Estranho no ninho, exceção da regra, raposa solta no galinheiro. "Eagleton é o primeiro antípoda que aparece no seminário. O primeiro do qual a gente falará que não trata o pós-modernismo de forma festiva e deslumbrada como o (filósofo Michel) Maffesoli, por exemplo", diz Ricardo Lísias, escritor e professor que semanalmente ministra os seminários da série.

Para Eagleton, o pós-modernismo foi nuvem passageira que durou um bocado mais do que precisava, uma neblina cujos entusiastas julgaram tratar-se de uma nevasca das brabas. "Eagleton acha que o pós-modernismo foi uma fase do modernismo – não exatamente um período de suspensão –, uma hipótese que não funcionou", informa Lísias. Nem por isso, o crítico inglês abre mão de protocolos pós-modernistas, como o coloquialismo e a ironia, para defender que o marxismo, os temas de implicações universais e as grandes narrativas não tinham os dias contados, como entoavam os ritos pós-modernos. "Ele sempre desconfiou do pós-modernismo como um processo de transformação, perene; para ele, não passou de um modismo".

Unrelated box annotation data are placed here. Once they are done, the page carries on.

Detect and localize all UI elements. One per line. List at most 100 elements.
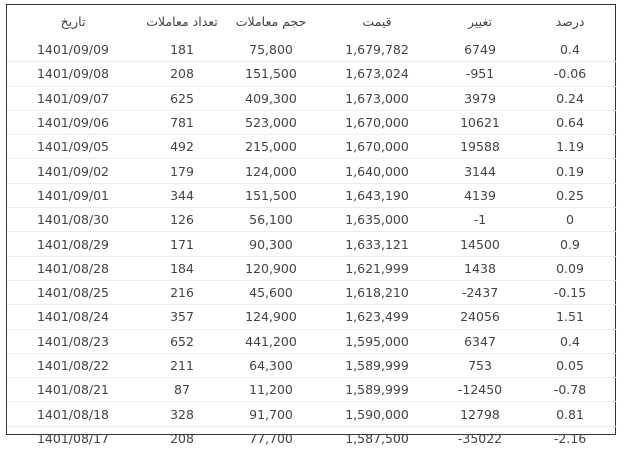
- table-cell: 0: [523, 207, 617, 232]
- table-cell: 19588: [437, 134, 523, 159]
- table-cell: 11,200: [225, 377, 317, 402]
- table-cell: 409,300: [225, 85, 317, 111]
- table-row: 1401/09/01 344 151,500 1,643,190 4139 0.25: [7, 182, 617, 208]
- table-cell: 6749: [464, 42, 496, 58]
- table-row: 1401/08/25 216 45,600 1,618,210 -2437 -0.15: [7, 279, 617, 305]
- table-cell: 1,679,782: [345, 42, 409, 58]
- table-row: 1401/09/05 492 215,000 1,670,000 19588 1.19: [7, 134, 617, 159]
- table-cell: 0.05: [523, 352, 617, 378]
- table-cell: 1,635,000: [317, 207, 437, 232]
- table-cell: 56,100: [225, 207, 317, 232]
- column-header: درصد: [555, 14, 585, 29]
- table-cell: 75,800: [249, 42, 293, 58]
- table-cell: 184: [139, 255, 225, 281]
- table-frame: تاریخ تعداد معاملات حجم معاملات قیمت تغییر در…: [6, 4, 617, 450]
- table-cell: 12798: [437, 401, 523, 427]
- table-cell: 1,670,000: [317, 134, 437, 159]
- table-row: 1401/09/07 625 409,300 1,673,000 3979 0.24: [7, 85, 617, 111]
- table-cell: 0.24: [523, 85, 617, 111]
- table-cell: 1401/08/18: [7, 401, 139, 427]
- table-row: 1401/08/24 357 124,900 1,623,499 24056 1.51: [7, 304, 617, 330]
- table-cell: 1,623,499: [317, 304, 437, 330]
- table-row: 1401/09/09 181 75,800 1,679,782 6749 0.4: [7, 38, 617, 62]
- table-cell: 126: [139, 207, 225, 232]
- table-cell: 1,643,190: [317, 182, 437, 208]
- table-cell: 90,300: [225, 231, 317, 257]
- data-table: تاریخ تعداد معاملات حجم معاملات قیمت تغییر در…: [7, 5, 617, 450]
- table-cell: -2437: [437, 279, 523, 305]
- table-cell: 1,618,210: [317, 279, 437, 305]
- table-cell: 1401/08/28: [7, 255, 139, 281]
- table-row: 1401/08/18 328 91,700 1,590,000 12798 0.81: [7, 401, 617, 427]
- table-cell: 523,000: [225, 109, 317, 135]
- table-cell: 1401/08/29: [7, 231, 139, 257]
- table-cell: 0.64: [523, 109, 617, 135]
- table-cell: 216: [139, 279, 225, 305]
- table-cell: 1.19: [523, 134, 617, 159]
- table-cell: 91,700: [225, 401, 317, 427]
- table-cell: 0.81: [523, 401, 617, 427]
- table-cell: -12450: [437, 377, 523, 402]
- table-cell: 1401/09/08: [7, 61, 139, 87]
- table-cell: 4139: [437, 182, 523, 208]
- table-cell: 120,900: [225, 255, 317, 281]
- table-cell: 0.4: [523, 328, 617, 354]
- table-cell: 1,673,024: [317, 61, 437, 87]
- table-cell: 124,000: [225, 158, 317, 184]
- table-cell: 0.4: [560, 42, 580, 58]
- table-cell: 1401/09/06: [7, 109, 139, 135]
- column-header: قیمت: [362, 14, 392, 29]
- table-cell: 753: [437, 352, 523, 378]
- table-cell: 1401/09/09: [36, 42, 110, 58]
- table-cell: 441,200: [225, 328, 317, 354]
- column-header: تغییر: [468, 14, 492, 29]
- table-cell: 1401/09/02: [7, 158, 139, 184]
- table-cell: 1,587,500: [317, 425, 437, 450]
- table-cell: 151,500: [225, 61, 317, 87]
- table-cell: 1,589,999: [317, 377, 437, 402]
- table-cell: 181: [170, 42, 194, 58]
- table-cell: 208: [139, 61, 225, 87]
- table-cell: 1401/08/23: [7, 328, 139, 354]
- header-row: تاریخ تعداد معاملات حجم معاملات قیمت تغییر در…: [7, 5, 617, 38]
- table-cell: 1401/09/05: [7, 134, 139, 159]
- table-cell: 14500: [437, 231, 523, 257]
- column-header: تاریخ: [60, 14, 86, 29]
- table-cell: 1401/08/30: [7, 207, 139, 232]
- table-cell: -0.78: [523, 377, 617, 402]
- table-row: 1401/08/23 652 441,200 1,595,000 6347 0.4: [7, 328, 617, 354]
- table-cell: 1,590,000: [317, 401, 437, 427]
- table-cell: 179: [139, 158, 225, 184]
- table-cell: -35022: [437, 425, 523, 450]
- table-cell: 1,595,000: [317, 328, 437, 354]
- table-cell: 3979: [437, 85, 523, 111]
- table-cell: 781: [139, 109, 225, 135]
- table-cell: 1401/08/25: [7, 279, 139, 305]
- table-cell: 1401/08/24: [7, 304, 139, 330]
- table-cell: 24056: [437, 304, 523, 330]
- table-cell: 1,589,999: [317, 352, 437, 378]
- table-cell: 1401/08/17: [7, 425, 139, 450]
- table-cell: 1401/08/21: [7, 377, 139, 402]
- table-row: 1401/08/17 208 77,700 1,587,500 -35022 -2.16: [7, 425, 617, 450]
- table-cell: 1.51: [523, 304, 617, 330]
- table-cell: 171: [139, 231, 225, 257]
- table-cell: 211: [139, 352, 225, 378]
- table-cell: -0.06: [523, 61, 617, 87]
- table-cell: 10621: [437, 109, 523, 135]
- table-cell: 0.19: [523, 158, 617, 184]
- table-cell: -951: [437, 61, 523, 87]
- table-cell: 0.09: [523, 255, 617, 281]
- table-cell: 1,621,999: [317, 255, 437, 281]
- table-cell: 151,500: [225, 182, 317, 208]
- table-cell: 64,300: [225, 352, 317, 378]
- table-cell: 124,900: [225, 304, 317, 330]
- table-cell: -2.16: [523, 425, 617, 450]
- table-body: 1401/09/09 181 75,800 1,679,782 6749 0.4 1401/…: [7, 38, 617, 450]
- column-header: حجم معاملات: [235, 14, 307, 29]
- table-cell: -0.15: [523, 279, 617, 305]
- table-cell: 625: [139, 85, 225, 111]
- table-cell: 45,600: [225, 279, 317, 305]
- table-cell: 1438: [437, 255, 523, 281]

O despertador definitivo para as conclusões de Eagleton foi o 11 de Setembro e seus desdobramentos para a geopolítica e para os desajustes culturais. "Em um de seus livros mais recentes, Depois da Teoria (editado pela Civilização Brasileira), Eagleton chega a fazer uma gozação ao dizer que ninguém explicou ao (terrorista Osama) Bin Laden o que era pós-modernismo", diz Lísias. Ou seja, com o terrorismo na ordem do dia e a mobilização dos Estados Unidos como tropa de choque do capitalismo globalizante estão de volta as dicotomias, os maniqueísmos e a tendência à bipolarização dos dias de Guerra Fria. O marxismo, e conceitos clássicos como a luta de classes, foi reordenado mas não extinto. A regressão cronológica e cultural talvez tenha de ser mais crítica, em se tratando de Eagleton e do atual contexto cultural. Em sua obra mais recente, Holy Terror (Terror Sagrado, inédito no Brasil), o autor compara Bush e Bin Laden a Penteu e Dionísio, adversários nas Bacantes, de Eurípedes, que comungam do mesmo fanatismo e de meios violentos para defenderem suas respectivas causas. Em outras palavras: em pleno século XXI vivemos uma bela de uma tragédia grega.

Os Seminários Avançados sobre a Pós-Modernidade são uma iniciativa conjunta da Secretaria de Cultura, Esporte e Lazer de Santo André, da Escola Livre de Literatura e da Casa da Palavra, com apoio do Diário. Os textos de orientação dos seminários, publicados às terças-feiras no jornal impresso, permanecem disponíveis para consulta no site do Diário.

Seminários Avançados sobre a Pós-Modernidade – Série de seminários; sábado (25), das 15h às 18h. Na Casa da Palavra – praça do Carmo, 171, Santo André. Tel.: 4992-7218. Entrada franca. Até 1º de julho.